More begots. Shem, Ham, Japheth, Gomer, Magog, Madai, Javan ...

And more Crumb, drawing four to nine panels on most pages, and inking in the words in capital letters, comic book-style. But a primitive comic style that derives from Disney and fuzzy-animal comics, with little of the extreme cinematic angles, close-ups and diagonally split panels that artists such as Will Eisner brought to comics art in the 1940s — techniques that live on in graphic novels and newspaper strips such as "Judge Parker." Crumb stays with a head-on, eye-level style as if he were drawing for small children. Part of his energy has always come from the ongoing joke of putting a fuzzy-animal style together with heinous perversities and despairs, a mating dance done to the music of his creepy obsessions with women built like linebackers, with his Rapidograph pen and with his style, which never changes, regardless of topic. It's as if Picasso had spent his entire career in his blue period, doing art as ritual.

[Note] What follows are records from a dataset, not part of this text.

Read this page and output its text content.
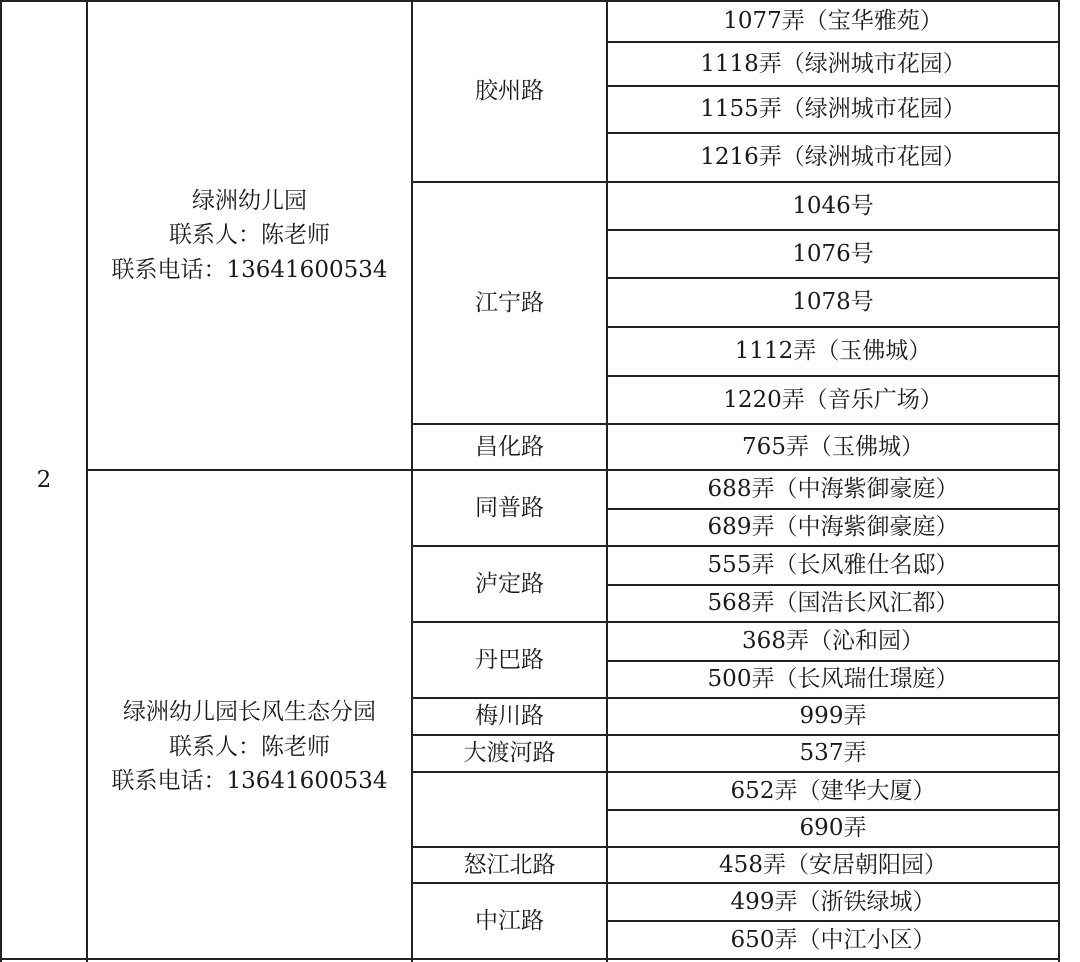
2
绿洲幼儿园
联系人：陈老师
联系电话：13641600534
绿洲幼儿园长风生态分园
联系人：陈老师
联系电话：13641600534
胶州路
江宁路
昌化路
同普路
泸定路
丹巴路
梅川路
大渡河路
怒江北路
中江路
1077弄（宝华雅苑）
1118弄（绿洲城市花园）
1155弄（绿洲城市花园）
1216弄（绿洲城市花园）
1046号
1076号
1078号
1112弄（玉佛城）
1220弄（音乐广场）
765弄（玉佛城）
688弄（中海紫御豪庭）
689弄（中海紫御豪庭）
555弄（长风雅仕名邸）
568弄（国浩长风汇都）
368弄（沁和园）
500弄（长风瑞仕璟庭）
999弄
537弄
652弄（建华大厦）
690弄
458弄（安居朝阳园）
499弄（浙铁绿城）
650弄（中江小区）
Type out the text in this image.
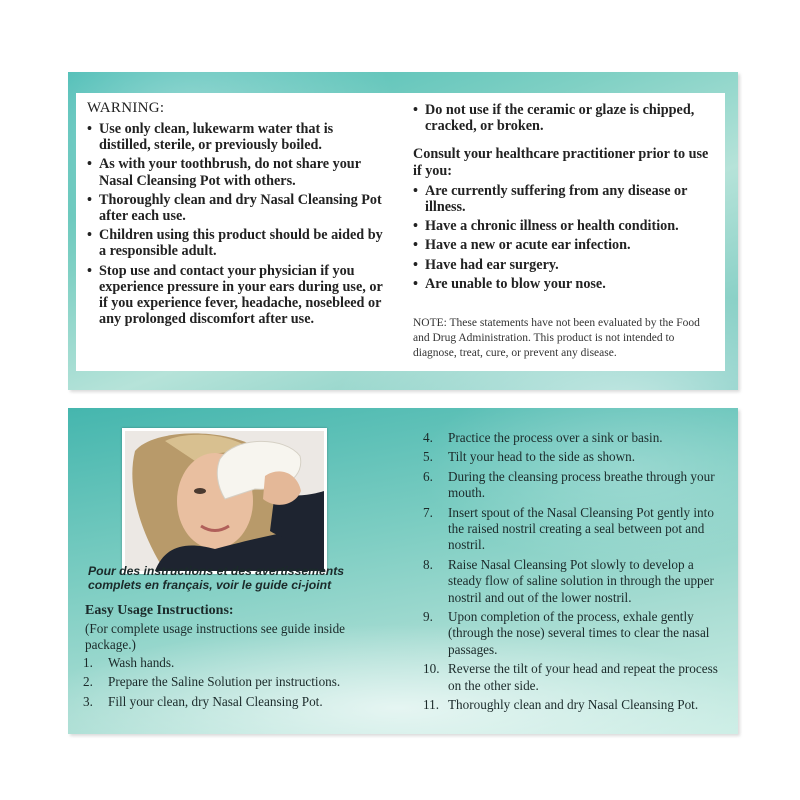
WARNING:
• Use only clean, lukewarm water that is distilled, sterile, or previously boiled.
• As with your toothbrush, do not share your Nasal Cleansing Pot with others.
• Thoroughly clean and dry Nasal Cleansing Pot after each use.
• Children using this product should be aided by a responsible adult.
• Stop use and contact your physician if you experience pressure in your ears during use, or if you experience fever, headache, nosebleed or any prolonged discomfort after use.
• Do not use if the ceramic or glaze is chipped, cracked, or broken.
Consult your healthcare practitioner prior to use if you:
• Are currently suffering from any disease or illness.
• Have a chronic illness or health condition.
• Have a new or acute ear infection.
• Have had ear surgery.
• Are unable to blow your nose.
NOTE: These statements have not been evaluated by the Food and Drug Administration. This product is not intended to diagnose, treat, cure, or prevent any disease.
Pour des instructions et des avertissements complets en français, voir le guide ci-joint
Easy Usage Instructions:
(For complete usage instructions see guide inside package.)
1. Wash hands.
2. Prepare the Saline Solution per instructions.
3. Fill your clean, dry Nasal Cleansing Pot.
4. Practice the process over a sink or basin.
5. Tilt your head to the side as shown.
6. During the cleansing process breathe through your mouth.
7. Insert spout of the Nasal Cleansing Pot gently into the raised nostril creating a seal between pot and nostril.
8. Raise Nasal Cleansing Pot slowly to develop a steady flow of saline solution in through the upper nostril and out of the lower nostril.
9. Upon completion of the process, exhale gently (through the nose) several times to clear the nasal passages.
10. Reverse the tilt of your head and repeat the process on the other side.
11. Thoroughly clean and dry Nasal Cleansing Pot.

Of course, we are talking about religion here in Genesis, which is a sort of ritual in itself, like Crumb's drawing.

And so, just as Genesis itself gets tiresome, so does Crumb's drawing. (If you're hoping for a bit of juiciness in the Sodom and Gomorrah sequence, you'll be disappointed.) But should we fault Crumb for this? We're not allowed to fault Genesis, are we? Anyway, the story goes on.

Art critic Robert Hughes talks about "Crumb's mean, grubby vision of human beings trapped in their meshes of hysterical frustration and lust." Crumb's wife, Aline, says, "Well, he is a sexist, racist, anti-Semitic misogynist." (As for anti-Semitic, Crumb flirts with big-nosed Jewish stereotypes — the demanding female, the wily, voracious male.)

Since the '60s, Crumb has shown a world that fits his vision. There's the prankster-pederast guru, Mr. Natural, revealing the meaning of life (as I recall from long memory): "Don't mean diddy-wah-diddy." Lenore Goldberg and her Girl Commandos are nightmare feminists avenging themselves on men. Angelfood McSpade is a thick-lipped black stereotype, uptight Whiteman can find sexual satisfaction only with a yeti. Little Mr. Snoid climbs up the backs of Crumb's amazons to work out his id-rage and perversities. Chuck the Duck is hip to the sweat of one's brow; he says, "Life is mostly hard work."

Crumb himself has written: "I am constantly disgusted by reality, horrified and afraid. I cling desperately to the few things that give me some solace, that make me feel good. For me to be human is, for the most part, to hate what I am. When I suddenly realize I am one of them, I want to scream in horror."

Not unlike the God of Genesis beholding the depravity of his children, even his greatest servants. Abraham pimps his wife, Sarah, Jacob cheats his brother, Esau. How very Old Testament.

Faults are very few in the heroes of the New Testament. And an angry, smiting Jehovah is transformed by the Christians into a god of love.

There are times when Genesis reads like a tell-all, one of those enraged bits of revisionist history that tell us George Washington was actually a drug-addict or Emily Dickinson was into sadomasochism. Except nobody revised Jewish history to make it the way it is in Genesis. And it has remained not as a guide to transcendence into heavenly realms, but as a description of life as we see it every day in our neighborhoods and newspapers.

(End optional trim)

Genesis doesn't need an R. Crumb to provide perversity and failure. It's got enough all by itself. This is one reason that Crumb could play it straight with his art, no cloacal Snoid comedy, no gratuitous sex. Yes, there is sex — men and women are shown discreetly coupling. But no irony, no joking around here. Just one pen-and-ink panel after another until Joseph — he of the coat of many colors — dies and the book ends.

How strange it all is, how ordinary. How biblical, how Crumb.